Wednesday, May 12, 2010

Should the United Nations Get to Tax the Internet, ATM Withdrawals, and Air Travel?

Here's a very disturbing report from Foxnews.com about a scheme at the United Nations to impose global taxes. This has been a long-time dream of the bureaucrats, who (naturally) are exempt from paying tax themselves. Here's a link to a study I wrote on a separate UN tax threat nearly 10 years ago, and here's an excerpt from the Foxnews.com story:

The World Health Organization (WHO), the United Nations' public health arm, is moving full speed ahead with a controversial plan to impose global consumer taxes on such things as Internet activity and everyday financial transactions like paying bills online — while its spending soars and its own financial house is in disarray.
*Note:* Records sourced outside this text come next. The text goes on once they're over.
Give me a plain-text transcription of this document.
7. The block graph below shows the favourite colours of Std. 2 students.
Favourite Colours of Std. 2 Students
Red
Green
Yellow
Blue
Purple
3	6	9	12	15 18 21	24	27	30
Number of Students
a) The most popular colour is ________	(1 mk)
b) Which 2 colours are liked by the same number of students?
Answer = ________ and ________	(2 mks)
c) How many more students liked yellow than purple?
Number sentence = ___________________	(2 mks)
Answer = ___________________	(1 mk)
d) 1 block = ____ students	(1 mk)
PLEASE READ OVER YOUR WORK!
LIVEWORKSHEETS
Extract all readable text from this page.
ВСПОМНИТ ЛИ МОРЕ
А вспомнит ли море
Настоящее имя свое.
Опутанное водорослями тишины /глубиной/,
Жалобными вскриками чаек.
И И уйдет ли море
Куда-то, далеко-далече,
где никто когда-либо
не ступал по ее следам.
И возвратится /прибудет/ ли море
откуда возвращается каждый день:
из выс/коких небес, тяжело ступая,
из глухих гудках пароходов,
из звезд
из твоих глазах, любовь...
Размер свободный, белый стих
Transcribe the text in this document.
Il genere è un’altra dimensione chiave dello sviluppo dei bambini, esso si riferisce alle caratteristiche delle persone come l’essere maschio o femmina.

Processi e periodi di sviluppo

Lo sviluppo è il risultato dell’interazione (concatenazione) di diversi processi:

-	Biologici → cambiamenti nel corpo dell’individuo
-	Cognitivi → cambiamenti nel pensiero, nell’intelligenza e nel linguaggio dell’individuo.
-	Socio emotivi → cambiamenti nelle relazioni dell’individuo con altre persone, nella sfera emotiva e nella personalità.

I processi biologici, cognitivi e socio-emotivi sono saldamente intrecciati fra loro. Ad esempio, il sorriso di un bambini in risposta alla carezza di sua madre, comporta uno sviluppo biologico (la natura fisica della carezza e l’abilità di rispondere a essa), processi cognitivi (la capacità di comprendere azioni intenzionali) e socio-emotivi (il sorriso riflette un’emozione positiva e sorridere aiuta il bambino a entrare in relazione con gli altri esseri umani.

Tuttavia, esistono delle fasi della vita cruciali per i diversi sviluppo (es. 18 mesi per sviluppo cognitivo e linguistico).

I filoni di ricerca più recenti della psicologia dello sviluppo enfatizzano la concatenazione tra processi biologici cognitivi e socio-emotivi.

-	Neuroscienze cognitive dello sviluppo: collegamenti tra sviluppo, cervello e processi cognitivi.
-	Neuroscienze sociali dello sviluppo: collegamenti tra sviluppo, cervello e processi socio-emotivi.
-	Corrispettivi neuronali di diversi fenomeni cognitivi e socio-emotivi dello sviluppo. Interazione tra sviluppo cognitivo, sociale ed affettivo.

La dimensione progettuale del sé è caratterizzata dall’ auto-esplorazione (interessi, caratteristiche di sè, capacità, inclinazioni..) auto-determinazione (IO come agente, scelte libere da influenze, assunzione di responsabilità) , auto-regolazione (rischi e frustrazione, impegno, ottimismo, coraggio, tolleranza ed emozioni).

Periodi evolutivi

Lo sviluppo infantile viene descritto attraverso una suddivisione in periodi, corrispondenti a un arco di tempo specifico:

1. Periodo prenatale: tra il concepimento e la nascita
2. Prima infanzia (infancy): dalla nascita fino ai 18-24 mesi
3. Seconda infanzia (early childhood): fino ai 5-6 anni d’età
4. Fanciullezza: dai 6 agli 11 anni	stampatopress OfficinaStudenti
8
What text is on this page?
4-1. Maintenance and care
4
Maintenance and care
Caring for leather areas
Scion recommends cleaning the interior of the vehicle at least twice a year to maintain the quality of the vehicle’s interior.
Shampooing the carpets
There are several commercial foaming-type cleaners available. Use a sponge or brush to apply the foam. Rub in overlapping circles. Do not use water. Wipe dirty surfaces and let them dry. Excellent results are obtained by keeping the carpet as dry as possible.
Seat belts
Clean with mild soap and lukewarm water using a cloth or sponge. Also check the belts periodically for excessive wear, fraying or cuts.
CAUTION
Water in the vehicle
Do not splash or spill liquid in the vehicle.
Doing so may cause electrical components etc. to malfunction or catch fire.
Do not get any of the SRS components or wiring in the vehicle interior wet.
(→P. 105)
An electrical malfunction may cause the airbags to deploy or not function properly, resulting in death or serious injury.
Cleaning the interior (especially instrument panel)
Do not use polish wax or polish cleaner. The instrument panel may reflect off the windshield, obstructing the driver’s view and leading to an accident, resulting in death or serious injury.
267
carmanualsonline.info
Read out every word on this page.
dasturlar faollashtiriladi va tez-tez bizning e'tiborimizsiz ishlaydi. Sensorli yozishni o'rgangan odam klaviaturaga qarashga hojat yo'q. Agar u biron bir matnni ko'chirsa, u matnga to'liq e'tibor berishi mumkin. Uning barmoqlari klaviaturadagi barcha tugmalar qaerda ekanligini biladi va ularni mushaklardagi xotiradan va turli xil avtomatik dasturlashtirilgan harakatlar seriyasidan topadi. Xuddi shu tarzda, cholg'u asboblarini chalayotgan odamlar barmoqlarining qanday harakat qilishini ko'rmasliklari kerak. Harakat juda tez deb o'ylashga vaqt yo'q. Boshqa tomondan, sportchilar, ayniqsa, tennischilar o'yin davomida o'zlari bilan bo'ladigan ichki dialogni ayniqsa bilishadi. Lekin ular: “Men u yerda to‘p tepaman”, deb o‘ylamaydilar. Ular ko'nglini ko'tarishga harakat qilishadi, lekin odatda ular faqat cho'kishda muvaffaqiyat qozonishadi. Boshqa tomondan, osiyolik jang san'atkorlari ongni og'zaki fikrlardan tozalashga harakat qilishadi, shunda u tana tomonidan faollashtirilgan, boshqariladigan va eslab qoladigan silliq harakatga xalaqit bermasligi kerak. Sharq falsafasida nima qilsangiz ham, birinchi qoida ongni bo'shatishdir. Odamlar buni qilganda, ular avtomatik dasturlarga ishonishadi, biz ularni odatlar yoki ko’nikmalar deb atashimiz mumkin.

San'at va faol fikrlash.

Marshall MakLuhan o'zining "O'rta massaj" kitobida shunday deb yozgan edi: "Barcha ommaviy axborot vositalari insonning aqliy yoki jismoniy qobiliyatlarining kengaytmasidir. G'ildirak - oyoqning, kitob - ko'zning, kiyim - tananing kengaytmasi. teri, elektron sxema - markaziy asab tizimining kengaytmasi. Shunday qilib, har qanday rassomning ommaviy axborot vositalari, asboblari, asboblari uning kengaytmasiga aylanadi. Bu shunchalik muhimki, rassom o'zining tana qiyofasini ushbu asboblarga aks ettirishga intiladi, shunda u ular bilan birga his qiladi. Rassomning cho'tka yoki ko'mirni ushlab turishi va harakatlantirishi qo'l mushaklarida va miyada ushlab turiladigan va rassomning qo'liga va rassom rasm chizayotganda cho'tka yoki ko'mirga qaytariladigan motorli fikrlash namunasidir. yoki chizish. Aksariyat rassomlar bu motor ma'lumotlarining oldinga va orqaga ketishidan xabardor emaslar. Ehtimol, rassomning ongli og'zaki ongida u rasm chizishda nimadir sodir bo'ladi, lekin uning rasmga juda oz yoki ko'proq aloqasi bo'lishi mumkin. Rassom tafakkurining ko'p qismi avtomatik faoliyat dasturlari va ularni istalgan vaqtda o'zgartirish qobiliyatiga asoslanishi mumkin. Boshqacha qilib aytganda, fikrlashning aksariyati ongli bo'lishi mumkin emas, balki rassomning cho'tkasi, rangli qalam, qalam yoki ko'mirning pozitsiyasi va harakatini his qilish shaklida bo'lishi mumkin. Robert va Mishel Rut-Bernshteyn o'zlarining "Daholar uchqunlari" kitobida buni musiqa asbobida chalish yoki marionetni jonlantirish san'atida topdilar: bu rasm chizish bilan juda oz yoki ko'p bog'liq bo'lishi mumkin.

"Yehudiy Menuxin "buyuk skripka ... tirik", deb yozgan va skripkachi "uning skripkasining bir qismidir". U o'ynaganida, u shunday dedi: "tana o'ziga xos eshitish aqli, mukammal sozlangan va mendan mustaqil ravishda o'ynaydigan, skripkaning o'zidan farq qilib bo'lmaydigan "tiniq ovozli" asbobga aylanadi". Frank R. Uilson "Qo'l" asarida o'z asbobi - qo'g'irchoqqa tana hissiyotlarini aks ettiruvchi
The aim of its taxing plans is to raise "tens of billions" of dollars for WHO that would be used to radically reorganize the research, development, production and distribution of medicines around the world, with greater emphasis on drugs for communicable diseases in poor countries. The irony is that the WHO push to take a huge bite out of global consumers comes as the organization is having a management crisis of its own, juggling finances, failing to use its current resources efficiently, or keep its costs under control — and it doesn't expect to show positive results in managing those challenges until a year from now, at the earliest. ...the proposals are headed for the four-day annual meeting of the 193-member World Health Assembly, WHO's chief legislative organ, which begins in Geneva on May 17. ...What truly concerns the experts, however, is how to get the wealth transfers that will make the R and D transfers possible — on a permanent basis. The panel offers up a specific number of possibilities. Chief among them: • a "digital" or "bit" tax on Internet activity, which could raise "tens of billions of U.S. dollars"; • a 10 percent tax on international arms deals, "worth about $5 billion per annum"; • a financial transaction tax, citing a Brazilian levy that was raising some $20 billion per year until it was canceled (for unspecified reasons); • an airline tax that already exists in 13 countries and has raised some $1 billion. Almost casually, the panel's report notes that the fundraising effort would involve global changes in legal structures — and policing. As the report puts it: "Introducing a new tax or expanding an existing tax may require legal changes, nationally and internationally and ongoing regulation to ensure compliance."